Libya’s parliamentary president on Monday confirmed businessman Ahmed Maiteeq as the country’s new prime minister, despite lawmakers’ attempts to try to stop the appointment.
"Ahmed Omar Maiteeq was appointed head of the transitional government, and asked to form his cabinet and present it to the GNC (the General National Congress) for a confidence vote within 15 days," said the text of the decision signed by Nouri Abu Sahmein.
The appointment makes the 42-year-old businessman Libya's youngest and fifth premier since long-time autocrat Muammar Gaddafi was toppled and killed in a 2011 uprising.
Secular lawmakers had challenged the move, saying Maiteeq, who is backed by parliament’s Islamists, had failed to win the necessary approval in an earlier vote to put him ahead of rival candidate Omar al-Hassi, a university professor who is backed by the hard-line Islamist bloc in parliament.
Critics say Maiteeq failed to obtain a quorum in a separate confidence vote needed to confirm his appointment. Only 113 MPs voted for him in the televised session, which was interrupted by shouts from dissenting lawmakers, falling short of the quorum of 120 votes.
“There are still discussions among Congress members,” lawmaker Abdulmenam al Yaseer told Reuters. “Some of them have asked to give more time for members who did not attend, while others said that Congress should keep the current government.”
Prime Minister Abdullah al-Thinni resigned three weeks ago after an attack by gunmen on his family outside his home.
No one was injured in the attack, which a spokesman for the former premier described as a "near miss".
Gunmen disrupt initial vote
Parliament started voting on Thinni’s successor on Wednesday but the session had to be postponed after gunmen of a defeated candidate stormed the building and wounded several people. A second-round vote between Maiteeq and runner-up Hasi was just getting under way when gunmen burst into the assembly.
Thinni resigned just one month into his term after replacing Ali Zeidan.
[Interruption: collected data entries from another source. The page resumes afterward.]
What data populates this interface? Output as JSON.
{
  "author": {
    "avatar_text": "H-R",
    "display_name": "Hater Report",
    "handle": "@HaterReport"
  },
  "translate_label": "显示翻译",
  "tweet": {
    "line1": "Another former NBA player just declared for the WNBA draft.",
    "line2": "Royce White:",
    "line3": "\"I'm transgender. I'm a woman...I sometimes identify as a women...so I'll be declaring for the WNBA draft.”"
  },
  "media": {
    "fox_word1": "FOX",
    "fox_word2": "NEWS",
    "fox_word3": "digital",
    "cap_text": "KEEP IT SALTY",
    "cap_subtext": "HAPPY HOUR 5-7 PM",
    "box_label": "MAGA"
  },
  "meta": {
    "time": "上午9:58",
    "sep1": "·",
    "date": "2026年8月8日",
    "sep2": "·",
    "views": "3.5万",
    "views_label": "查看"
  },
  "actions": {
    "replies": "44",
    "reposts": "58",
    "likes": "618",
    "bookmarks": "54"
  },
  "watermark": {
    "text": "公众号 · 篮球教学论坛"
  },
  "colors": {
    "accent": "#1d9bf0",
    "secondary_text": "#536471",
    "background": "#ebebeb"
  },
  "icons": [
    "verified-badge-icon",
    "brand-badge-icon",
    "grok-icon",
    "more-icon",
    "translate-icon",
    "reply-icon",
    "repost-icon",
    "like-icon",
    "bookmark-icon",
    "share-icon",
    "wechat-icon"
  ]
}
Zeidan lost a confidence vote after militias in the volatile east seized an oil tanker as part of efforts to start selling Libyan oil independently of the government.
The parliamentary assembly is deadlocked between Islamists, tribal loyalties and nationalists, compounding a sense of gridlock in the country as Libya’s army tries to gain the upper hand against a wealth of rival militant groups, including tribal militias and Islamist extremists.
Libya's government and parliament have been unable to impose central authority on a country that has been awash with arms and rival militias since the 2011 uprising that toppled Muammar Gaddafi.
In February it agreed to hold early elections in an effort to assuage the Libyan population, which is increasingly frustrated at the continuing political chaos nearly three years after the fall of Gaddafi.